Climate change is predicted to cause sweeping effects on the world’s biomes, but one of the most peculiar will be on certain reptilian species who employ a physiological mechanism called Temperature-dependent sex determination (TSD).
Research published last week in Climate Change Responses has highlighted an anomalous trend in the future sex-ratios of flatback turtles. Where most of the existing literature has warned of an increasing feminized trend in turtles, the rookery of this study has shown quite the opposite. The Cape Domett rookery is a hatching ground for flatback turtles (Natator depressus) located on the northern coast of Western Australia and has been the subject of intensive, long-term study in turtle ecology.
TSD is a type of environmental sex determination only found in reptilian species which lay their eggs out of water, known as amniotes. For contrast, many species (including us!) use chromosomal sex determination – where gender is determined upon conception on a genetic level. TSD is made during the middle-third stage of embryonic development, often only lasting one or two weeks.

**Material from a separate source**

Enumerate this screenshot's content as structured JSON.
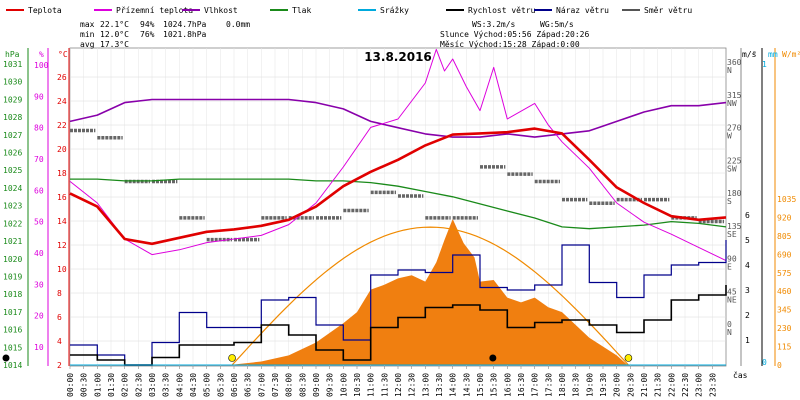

The evolution of TSD has set temperature thresholds for sex-determination, and for turtles males are produced at generally lower temperatures (22.5°-27°C) and females being produced exclusively at temperatures over 30°C. This pattern is reversed in lizards and crocodiles.
It has become increasingly apparent that this poses a serious problem for the species, with the rapid increase in climate change due to both natural variation and the sustained impact of human industrialization causing global temperatures to rise. This could lead to a remarkable shift in the sex ratios of species who use TSD, for turtles a large swing towards feminized primary sex-ratios.
So what’s special about this particular rookery? While the body of literature has currently been focused on the massively feminizing trend in turtle populations, and its trophic effects, this article has found a peculiar masculinized anomaly. Annual variation of temperature has increased in the past 23 years, and has led to an overall trend of cooler winters – the key time during embryonic development of these turtles.
If this trend of variation were to continue, the authors posit that even greater ratios of males to females could be produced out of the Cape Domett rookery. Further monitoring would certainly be required, but this could contribute a measure of balance to the wider trend of feminized turtle population distributions.
Climate change is however a long-term study, and as our authors extrapolated their data out to 2030 and 2070 we return to the female-biased primary sex ratios that have been extensively mapped across many different species.
Marine turtles have adapted to past climate change, however it’s too early to say whether they may cope with anthropogenic global warming – with inherent difficulties in adjusting sites and depth of nests or micro-evolutionary changes in the hormones which regulate temperature thresholds of sex-determination.
This article however provides a framework for future research into these possibilities, and offers a glimpse at the remarkable adage that even in the face of changing environments – life finds a way.